BLANTYRE-(MaraviPost) – The Blantyre Magistrate Court this week, sentenced 35 foreigners and Malawians to 18 and 12 months with hard labor, respectively for illegal logging in Lengwe National Park, in the Lower Shire district of Chikhwawa.
The convicts are two Chinese, 23 Mozambicans, and ten Malawians who were found guilty on three counts of entering into a protected area; conveying, possessing, and using prohibited weapons; and disturbing indigenous species in a protected area.
According to the Court records, the convicts were caught extracting Mopani trees from the National Park and exporting them to Mozambique for sale.
In his ruling, Chief Resident Magistrate Thom Longwe, gave the first offence to the 35, a 12-month custodial sentence, and ordered to confiscate the equipment to be given to Directorate of Parks and Wildlife and the Judiciary.
The confiscated equipment, valued at approximately US$500,000, included six tractors, a fork lift truck, a bulldozer, and a 30-tonne truck, a Land Cruiser, a Toyota Hilux, four motor bikes and a chain saw.
“The rest of the equipment should be sold by the sheriffs, and the money realized deposited into the National Wildlife Fund,” Judge Longwe ordered.
The 27 foreigners got 18-months sentences included – Xing Li, Shupei Zheng, Jose Manuel, Simao Fortunato, Hermenigildo Samuel, Harry Lucio, Haston Laiva, Jose Samuel, Danisen Gasani, Jonasi Chikalusa, Zakeyo Alnanza, Moneza Almalda, Stephano Kadendele, Jeremia Almando, Orasi Domingo, MacNiward Steve, Mateyo Simeone, James Timote, James Gerald, Bernado Lucas, Loti Fulaitoni, Tomas Agostihno, Juliao Mangira, Mfumu Kidi, Akimu Stephano, Kingsley Banda, Justine Lauli and Julio Fwambauone.

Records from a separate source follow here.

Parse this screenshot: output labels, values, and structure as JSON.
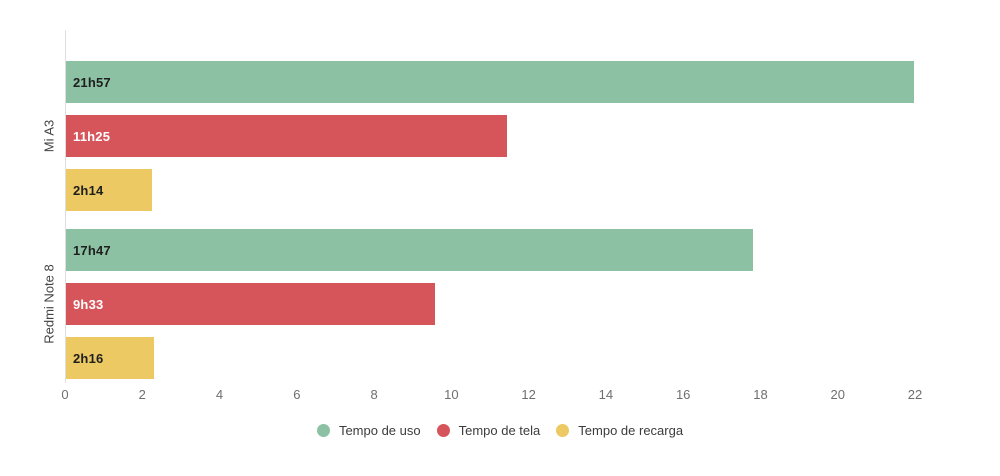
{
  "chart_data": {
    "type": "bar",
    "orientation": "horizontal",
    "title": "",
    "categories": [
      "Mi A3",
      "Redmi Note 8"
    ],
    "series": [
      {
        "name": "Tempo de uso",
        "color": "#8CC2A3",
        "label_text_color": "#1f1f1f",
        "data": [
          {
            "category": "Mi A3",
            "label": "21h57",
            "value": 21.95
          },
          {
            "category": "Redmi Note 8",
            "label": "17h47",
            "value": 17.78
          }
        ]
      },
      {
        "name": "Tempo de tela",
        "color": "#D6555B",
        "label_text_color": "#ffffff",
        "data": [
          {
            "category": "Mi A3",
            "label": "11h25",
            "value": 11.42
          },
          {
            "category": "Redmi Note 8",
            "label": "9h33",
            "value": 9.55
          }
        ]
      },
      {
        "name": "Tempo de recarga",
        "color": "#ECC962",
        "label_text_color": "#1f1f1f",
        "data": [
          {
            "category": "Mi A3",
            "label": "2h14",
            "value": 2.23
          },
          {
            "category": "Redmi Note 8",
            "label": "2h16",
            "value": 2.27
          }
        ]
      }
    ],
    "x_axis": {
      "min": 0,
      "max": 22,
      "tick_step": 2,
      "ticks": [
        0,
        2,
        4,
        6,
        8,
        10,
        12,
        14,
        16,
        18,
        20,
        22
      ]
    },
    "value_unit": "hours",
    "grid": false,
    "legend_position": "bottom",
    "axis_line_color": "#dedede",
    "tick_label_color": "#6f6f6f"
  }
}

The 18-month sentences are imprisonment with hard labour (IHL).
While those that received the lower sentence of 12 months are, Davite Epulani, Love Maiteni, Tenesi Isaac, Layo Kado Joao Abel, Augustine Philip, Tomasi Agostihno and Mikeyasi James.
Kate Moore of Lilongwe Wildlife Trust, observed that the equipment used in the criminal activities, reflected the scale of the operation in which roads, and paths, were cleared up to 5km from the Mozambican border, to extract the wood from deep inside Lengwe National Park. These activities, he cited, are causing substantial ecological damage.
Moore said an estimated 2000 hectares of woodland, equivalent to 2,440 football fields, had been deforested in 2016 alone, according to satellite imagery analysis of the immediate area around the arrest site in Lengwe National Park.
“Whilst the syndicate focused on large, high value Mopani trees, the associated disturbance, also destroyed the surrounding habitat of an important catchment area of the Shire River, including the loss of up to one million trees.
The roads had subsequently opened up the protected area to further degradation, and extraction from illegal charcoal burners and poachers,” Moore said.
Malawi has the highest rate of deforestation in the SADC region and one of the highest in the world.
Deforestation is a major contributor to soil erosion, river siltation, droughts, flash floods, and loss of biodiversity, which in turn, can lead to crop failure and poor human health.
Besides local demand for firewood, forests are being severely depleted by commercial logging syndicates operating illegally across Malawi in areas such as Chikangawa, Zomba and Dzalanyama.
The syndicate in question, was discovered in November 2016 by a group of seven scouts on foot patrol in the 88,000 hectare Lengwe National Park.
The new National Parks and Wildlife Act, critically amended with penalties of up to 30 years in prison, was not applied by the Courts in this case, since the date of the arrest preceded the amendment, which was passed by Parliament in January 2017.